Now, just who is being intellectually dishonest here? The ironic reference to “infallibility” is the section title, not the case itself. Dawkins writes: “If you are part of the target, I dare you to read this book. It will be a salutary test of your faith. Survive Sam Harris’s barrage, and you can take on the world with equanimity. But forgive my skepticism: Harris never misses, not with a single sentence, which is why his short book is so disproportionately devastating.”

“Harris never misses….” except for the five errors I point out right in this little section, to say nothing of the many more elucidated in the chapters on war and Sam Harris himself. Harris’s short book isn’t devastating at all, it is, however, disproportionately defective.

So there it is, as objective as I could be to the red queens challenge. I did not answer two of the Red Queen’s because I didn’t have the knowledge to do it. I actually agreed with Vox on one point. I pointed out the problems I had with the other four, which maily dealt with Vox misrepresenting Dakwins. I encourage rationale critique of the work above. Please keep in mind that I did not read the whole book yet, I wanted to go ahead and answer this challenge first. I also want to subjectively say that Vox does not accurately portray Sam and Richard from what I have read so far. I feel he uses ad homien attacks on both to try and destroy their credibility like a negative campaign ad for president. He uses half truths and incomplete data to make his 30 second commercial ad. If you want to know what Richard or Sam says about religion you must read their books and see for yourself.

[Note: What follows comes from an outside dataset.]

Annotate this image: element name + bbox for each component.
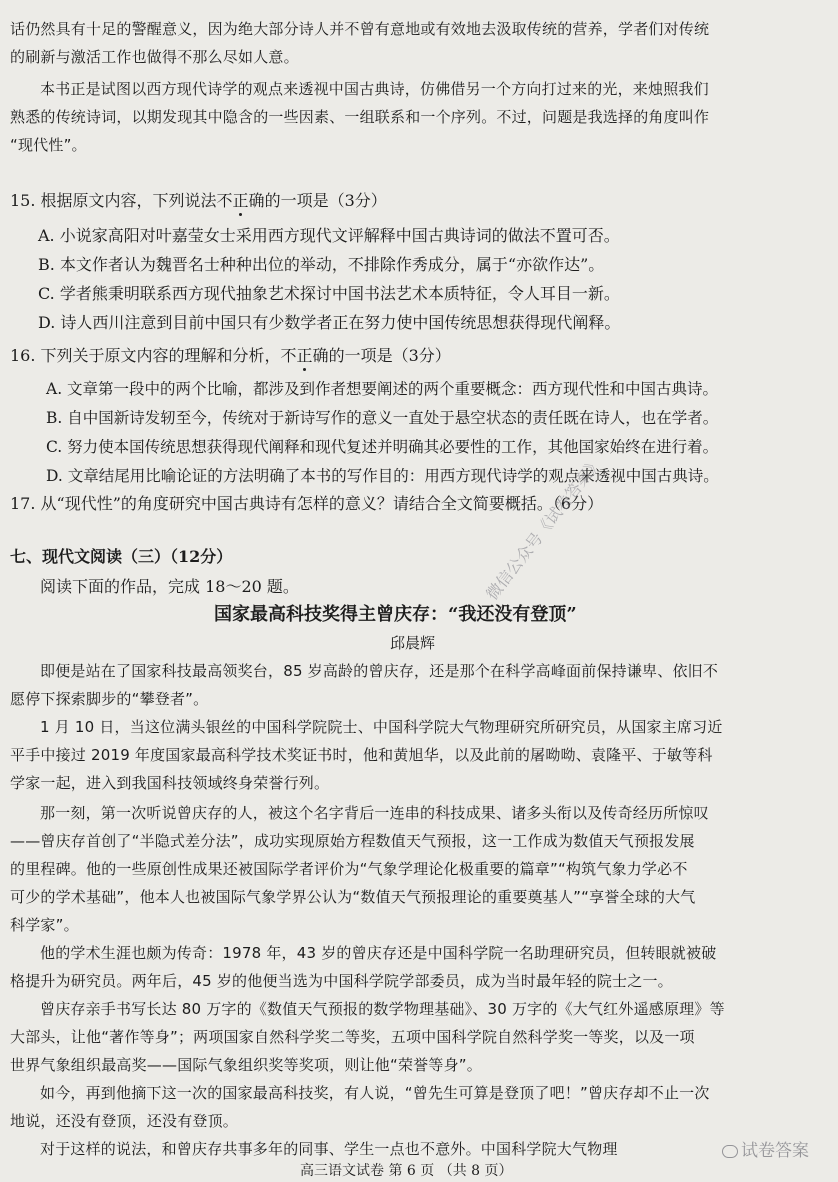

The irony of accusing me of using incomplete data compared to the complete nonexistence of empirical data throughout The God Delusion is deep indeed. Obviously, I disagree with CrazyIvan’s charge that I have misrepresented Dawkins or Harris in any way, shape or form, nor has he shown how I have, but it’s worth noting that this charge of repeated misrepresentation is the best that he has been able to do; by his own admission he was unable to actually refute any of the seven points. Of course, if the gentlemen in question would care to make direct, unambiguous statements confirming that religion does not cause war, religious upbringings are not child abuse and so forth, I shall be happy to retract the relevant criticism.

I leave it to the reader to determine how many of my seven points about atheism’s Red Queen were successfully addressed by Dawkins’s champion.